The Joiner and Cabinet Maker - 1839


The Joiner and Cabinet Maker - 1839 4As some of you know I collect early books on woodworking and a couple of years ago I came across a book which just blew me away. When i first read it, and now several years later, I still think it is one of the most important books on learning woodworking ever written, and gives us a great historical perspective on how woodworking was done in the pre-machine world.
I sent the book to Chris Schwarz and we both knew it had to see the light of day again. I wrote the historical notes, Chris built and wrote about the projects in the book.
I could give more details on the book which we will publish this fall but everyone knows Chris is a far better writer than I so rather than repeat what he has said I direct you to the Lost Arts Press website and Chris's blog entry.

We of course will be taking advance orders for the book starting soon, and I hope you will be as excited by it as I.

Join the conversation
08/28/2009 Chuck Nickerson
I think publishing efforts like this are quite important. I look forward to the historical and woodworking annotations. Be sure and make arrangements so copies can be purchased with both your and Chris' autographs.
08/28/2009 Wade Whitlock
Please let me know when I can order it.

I extend an offer, if you ever get to Havre de Grace, MD. I volunteer at Steppingstone Museum. The website is We have a very interesting collection of woodworking tools. The woodworking shop/display was featured in Tools of the Trade's Tool Hounds section.

Check out the website, get in touch and I promise you a treat. We close to the Public at the end of September, so you can have the place to yourself, almost.
Thanks for the invite I would love to visit!
08/30/2009 Rob Of Evenfall
Hi Joel,

You and I once spoke of collecting old books. It is a wonderful thing that you
are in a position to collect the real ones. I consider myself really fortunate to
hunt the ones on the internet and collect them for my library. The reading,
while not as fun as paper, has been very enriching.

What you know, and I have learned, is that these old books contain a lot. The
approach to the work is their secret, and while we have tried to reverse
engineer a lot of things, and have done so with success, we still guess as to
which was what our grandparents really knew was the approach.
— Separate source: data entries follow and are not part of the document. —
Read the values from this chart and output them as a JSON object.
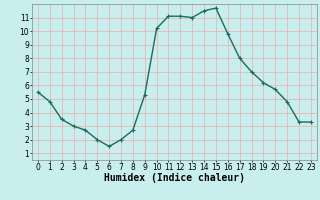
{
  "x": [
    0,
    1,
    2,
    3,
    4,
    5,
    6,
    7,
    8,
    9,
    10,
    11,
    12,
    13,
    14,
    15,
    16,
    17,
    18,
    19,
    20,
    21,
    22,
    23
  ],
  "y": [
    5.5,
    4.8,
    3.5,
    3.0,
    2.7,
    2.0,
    1.5,
    2.0,
    2.7,
    5.3,
    10.2,
    11.1,
    11.1,
    11.0,
    11.5,
    11.7,
    9.8,
    8.0,
    7.0,
    6.2,
    5.7,
    4.8,
    3.3,
    3.3
  ],
  "line_color": "#1a6b5e",
  "marker": "+",
  "marker_size": 3,
  "marker_lw": 0.8,
  "bg_color": "#c8eeee",
  "grid_color": "#e8b8b8",
  "xlabel": "Humidex (Indice chaleur)",
  "xlim": [
    -0.5,
    23.5
  ],
  "ylim": [
    0.5,
    12.0
  ],
  "yticks": [
    1,
    2,
    3,
    4,
    5,
    6,
    7,
    8,
    9,
    10,
    11
  ],
  "xticks": [
    0,
    1,
    2,
    3,
    4,
    5,
    6,
    7,
    8,
    9,
    10,
    11,
    12,
    13,
    14,
    15,
    16,
    17,
    18,
    19,
    20,
    21,
    22,
    23
  ],
  "xlabel_fontsize": 7,
  "tick_fontsize": 5.5,
  "line_width": 1.0,
  "spine_color": "#888888"
}
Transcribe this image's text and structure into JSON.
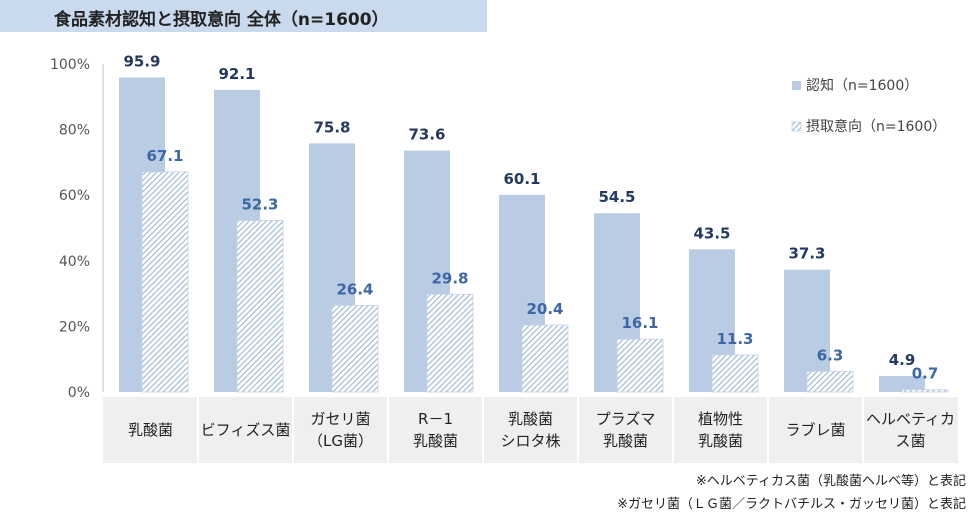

Cumulatively, You have read a lot of books few people can access with great
ease until recently, and Chris has also been an ardent historian of
woodworking methods. I think the work you and Chris are doing will help us
all understand some of the secrets to these woodworking approaches we as a
modern society somehow lost touch with as woodworking evolved, and in so
doing will round out a lot of our current understandings about why we
approach a lot as we do.

Thanks for this book!
09/03/2009 Dave Fisher
I really enjoyed Chris's article in the latest issue of Woodworking Magazine about the book and the project that he built based upon it. The work that you and Chris are doing is so valuable. I'm a woodworker and history teacher, and I'm looking forward to the release of the book. Thanks.